The Northern most thrust into the wintery Ardennes of General Hasso von Manteuffel’s Fifth Panzer Army fell on the inexperienced 105th US Infantry Division, who had not only just arrived in the European Theatre of War but had only been in the line for five days, in what was supposed to be a ‘ghost front’. One of the best German infantry divisions reformed as the 18th Volksgrenadiers fell on the over extended Golden Lions dug in on the Schnee Eifel, where two US regiments were surrounded and forced to surrender.

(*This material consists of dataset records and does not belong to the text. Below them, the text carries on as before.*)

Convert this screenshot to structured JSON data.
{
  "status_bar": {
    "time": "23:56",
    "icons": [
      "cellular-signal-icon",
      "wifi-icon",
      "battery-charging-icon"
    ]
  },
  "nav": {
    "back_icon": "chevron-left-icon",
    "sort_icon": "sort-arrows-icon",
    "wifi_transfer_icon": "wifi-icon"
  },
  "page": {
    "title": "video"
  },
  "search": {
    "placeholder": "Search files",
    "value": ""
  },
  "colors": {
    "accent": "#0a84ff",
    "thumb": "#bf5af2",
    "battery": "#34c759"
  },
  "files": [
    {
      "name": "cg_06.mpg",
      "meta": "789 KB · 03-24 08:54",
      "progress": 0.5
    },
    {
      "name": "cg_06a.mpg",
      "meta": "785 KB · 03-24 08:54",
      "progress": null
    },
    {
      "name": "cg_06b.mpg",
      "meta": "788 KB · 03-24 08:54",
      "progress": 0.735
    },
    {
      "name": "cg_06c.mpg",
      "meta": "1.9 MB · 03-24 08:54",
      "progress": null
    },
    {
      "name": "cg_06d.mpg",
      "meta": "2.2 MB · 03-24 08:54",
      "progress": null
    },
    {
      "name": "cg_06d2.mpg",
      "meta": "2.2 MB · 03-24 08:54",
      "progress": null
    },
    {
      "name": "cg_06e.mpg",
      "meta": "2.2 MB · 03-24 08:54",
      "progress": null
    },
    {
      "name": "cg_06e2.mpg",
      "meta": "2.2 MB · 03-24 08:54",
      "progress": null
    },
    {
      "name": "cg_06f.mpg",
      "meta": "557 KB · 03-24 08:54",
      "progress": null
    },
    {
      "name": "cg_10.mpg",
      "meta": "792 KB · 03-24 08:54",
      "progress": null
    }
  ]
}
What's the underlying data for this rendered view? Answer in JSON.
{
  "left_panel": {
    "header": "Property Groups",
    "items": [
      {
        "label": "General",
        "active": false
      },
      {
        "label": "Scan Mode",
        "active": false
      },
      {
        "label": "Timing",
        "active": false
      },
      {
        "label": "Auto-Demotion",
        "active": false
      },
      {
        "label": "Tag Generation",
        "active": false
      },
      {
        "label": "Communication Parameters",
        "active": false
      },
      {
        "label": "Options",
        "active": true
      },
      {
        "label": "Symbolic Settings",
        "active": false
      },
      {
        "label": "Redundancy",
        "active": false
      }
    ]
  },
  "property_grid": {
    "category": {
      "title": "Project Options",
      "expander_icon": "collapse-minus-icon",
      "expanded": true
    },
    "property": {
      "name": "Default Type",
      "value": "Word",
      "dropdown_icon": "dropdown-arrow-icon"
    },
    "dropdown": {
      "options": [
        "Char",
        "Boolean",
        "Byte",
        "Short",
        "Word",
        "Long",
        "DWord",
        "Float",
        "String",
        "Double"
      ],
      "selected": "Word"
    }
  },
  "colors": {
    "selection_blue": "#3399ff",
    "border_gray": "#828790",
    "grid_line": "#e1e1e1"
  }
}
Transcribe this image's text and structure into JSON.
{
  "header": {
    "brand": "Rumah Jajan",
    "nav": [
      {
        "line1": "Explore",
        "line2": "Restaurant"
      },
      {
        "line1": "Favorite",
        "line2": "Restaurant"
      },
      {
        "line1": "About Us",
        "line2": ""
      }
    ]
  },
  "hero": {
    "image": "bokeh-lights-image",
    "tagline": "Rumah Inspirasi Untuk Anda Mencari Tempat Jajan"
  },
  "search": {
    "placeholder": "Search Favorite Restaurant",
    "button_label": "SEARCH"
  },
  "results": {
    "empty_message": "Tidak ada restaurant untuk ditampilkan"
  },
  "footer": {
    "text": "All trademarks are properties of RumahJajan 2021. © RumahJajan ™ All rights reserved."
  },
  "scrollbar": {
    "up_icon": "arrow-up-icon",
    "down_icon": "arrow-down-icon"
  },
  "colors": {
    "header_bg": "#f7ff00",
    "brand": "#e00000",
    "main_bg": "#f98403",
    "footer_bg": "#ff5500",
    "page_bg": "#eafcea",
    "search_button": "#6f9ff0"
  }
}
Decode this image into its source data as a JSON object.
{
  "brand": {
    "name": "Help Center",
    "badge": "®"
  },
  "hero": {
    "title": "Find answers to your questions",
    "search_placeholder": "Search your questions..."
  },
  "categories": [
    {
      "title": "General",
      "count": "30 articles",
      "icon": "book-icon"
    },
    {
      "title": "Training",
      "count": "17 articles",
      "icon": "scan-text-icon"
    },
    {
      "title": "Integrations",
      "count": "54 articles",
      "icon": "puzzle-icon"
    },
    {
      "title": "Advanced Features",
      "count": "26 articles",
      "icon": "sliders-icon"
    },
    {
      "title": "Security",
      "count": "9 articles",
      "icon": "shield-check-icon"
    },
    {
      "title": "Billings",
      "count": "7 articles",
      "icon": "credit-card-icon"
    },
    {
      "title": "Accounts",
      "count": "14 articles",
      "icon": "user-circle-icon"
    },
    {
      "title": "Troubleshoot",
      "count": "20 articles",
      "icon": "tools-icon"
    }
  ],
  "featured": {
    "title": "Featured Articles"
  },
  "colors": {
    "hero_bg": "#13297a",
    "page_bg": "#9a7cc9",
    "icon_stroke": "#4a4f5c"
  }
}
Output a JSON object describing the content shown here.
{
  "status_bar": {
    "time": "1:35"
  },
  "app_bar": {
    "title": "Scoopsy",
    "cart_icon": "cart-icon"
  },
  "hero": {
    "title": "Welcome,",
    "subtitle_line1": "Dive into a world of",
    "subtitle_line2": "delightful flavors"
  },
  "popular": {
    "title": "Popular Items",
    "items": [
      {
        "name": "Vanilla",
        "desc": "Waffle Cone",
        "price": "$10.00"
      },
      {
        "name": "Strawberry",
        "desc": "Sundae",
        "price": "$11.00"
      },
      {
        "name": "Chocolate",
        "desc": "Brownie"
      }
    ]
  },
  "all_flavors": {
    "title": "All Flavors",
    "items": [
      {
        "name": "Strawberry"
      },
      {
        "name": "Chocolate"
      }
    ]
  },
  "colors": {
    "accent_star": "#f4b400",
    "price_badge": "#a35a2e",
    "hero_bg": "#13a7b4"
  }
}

Major General Jones was unable to stem what became a general bugout but, as in all retreats, both the best and the worst of human nature was on display. Small groups of officers and men fought on repeatedly, delaying the German panzer spearheads on the road to St Vith and buying time for elements of 7th US Armoured Division to arrive. After a desperate fight, Field Marshal Montgomery controversially took over the Northern shoulder of the Bulge and ordered 7th Armoured Division and the remnants of the 105th to abandon St Vith as 82nd Airborne Division had trucked from near Reims to contain the panzers and defeat their drive to the River Meuse.
Shot in the same deep winter snow as the battle was fought in, the BHTV team not only take the viewer to the scene of the action on Hitler’s Siegfried Line but use maps, contemporary photographs and reenactment footage of the battle to give a sense of what it was like for commanders and soldiers of both sides to fight this most terrible of US Army battles.